Со стороны, наверное, незабываемая картина. Роскошный будуар, насквозь пропитанный ароматами, страстью и эхом воздыханий. В будуаре — бойкий старец в халате записной кокотки, томная краля в пеньюаре, широкоплечий вредитель, тоже в халате, но победнее, непотопляемый стряпчий с лицензией и взъерошенная, как воробей, вигилла с ордером на арест. Групповой портрет «Трое отважных внедряются в мрачные полуподвалы Чуриха».
Подохнуть со смеху можно.
«Хорошо смеется тот, кто остается в живых», — подвела итог Анри и достала из сумочки служебный артефакт.
SPATIUM XIII. РЕЧИТАТИВ ШУТА ЮРГЕНА ЛЕДЕНЦА из ТРАГЕДИИ «ЗАРЯ» ТОМАСА БИННОРИ, БАРДА-ИЗГНАННИКА
CAPUT XIV
Режим криптования сбоил, зеркальце коннекс-пудреницы шло радужными полосами. Сказывался взбудораженный астрал, или это гросс тешил беса в ребре, развлекаясь исподтишка, но Месроп Сэркис при таком качестве связи напоминал упыря-богатыря после месячной диеты.
Лексикон председателя вполне соответствовал изображению.
— Сгною! Уволю! Без выходного пособия!
Анри про себя радовалась открытости связи.

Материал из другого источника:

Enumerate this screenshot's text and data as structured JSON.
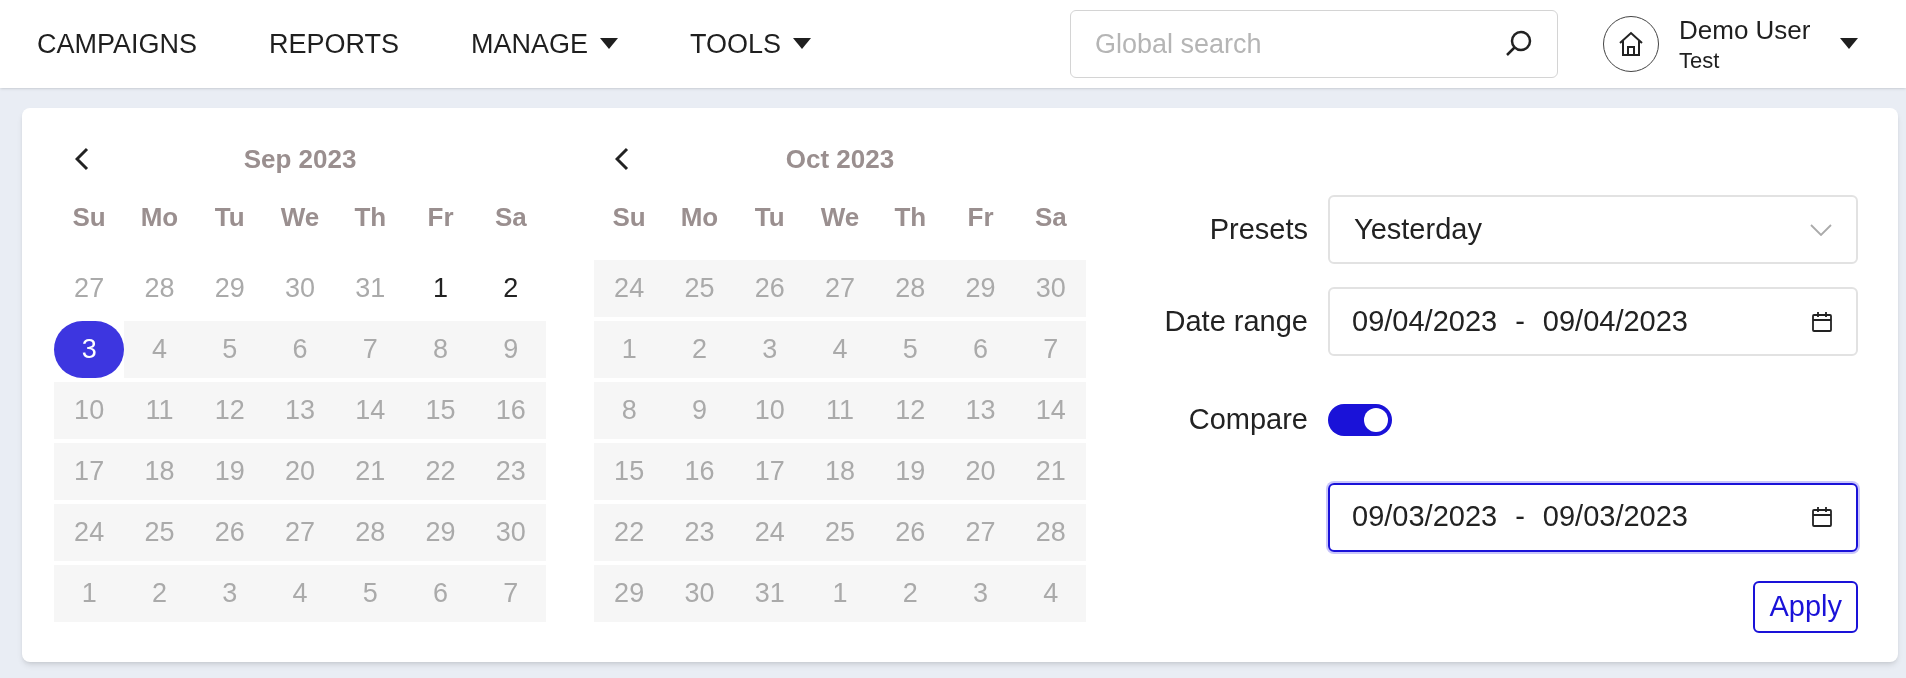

Пусть некроты ощутят. Небось в этом будуаре настоящих страхов отродясь не видывали. Слегка запоздало она вспомнила, где находится, и разочарованно вздохнула.
Видывали.
Ну и ладно, запас карман не тянет.
— Бездарность! Овал Небес, кто взял на службу эту тюху?! Завалить простейший арест! Драконий выкидыш, яду мне, яду! Дура!!!
Из дальнейших сентенций начальства становилось ясно, что напарники вигиллы, проштрафившиеся с неудачным арестом, уже успели пострадать за отечество: Богомольца взяла холера, а Холеру отправили на принудительное богомолье. Обоих — с занесением.
— С поражением в правах! Без права переписки!
В отношении самой Генриэтты Куколь — дуры и тюхи — делались соответствующие выводы. Есть сведения, что она — тюха и дура — симпатизирует подозреваемому Мускулюсу. Возможно, находится с ним в беспорядочной и противоестественной любовной связи. Мантисса и малефик: гремучая смесь, сладкая парочка. А посему начальство допускает сознательную утечку сведений и организацию побега, что есть дело подсудное.
— Мантикора? Крыса ты корабельная! Гарпия! — Нет, Месроп был великолепен.
— Два дня! Ты возвращаешься с арестованным, или не вовращаешься совсем!
— Я… они запрос требуют…
— Два дня! С арестованным! И то еще посмотрим, на предмет служебного соответствия…
— Запрос! С высочайшей подписью! Иначе…
— Ты у меня в гадалки пойдешь! На базар! Я тебе ручку позолочу, безрукой…
Председатель утер пот, градом катившийся по щекам, сделал вид, будто лишь сейчас заметил присутствие гроссмейстера Эфраима, и тоном, шершавым, как наждак, добавил:
— Прошу оказать содействие. Астрал дрогнул, связь оборвалась.
Анри обнаружила, что у нее дрожат пальцы. Месроп был великим мастером: некролог в прошлом, умница Кликуша тайком вплел в брань два-три вербальных «кренделя», и этого с лихвой хватило, чтобы тело вигиллы откликнулось болезненным тремором. Хотелось верить, что для пущего правдоподобия толстяк не вплел что-нибудь с отсроченным действием. Шлепнешься в обморок, местные насмерть залечат…
Гроссмейстер Эфраим глядел на вигиллу с сочувствием.
И — самое невероятное! — Наама Шавази тоже.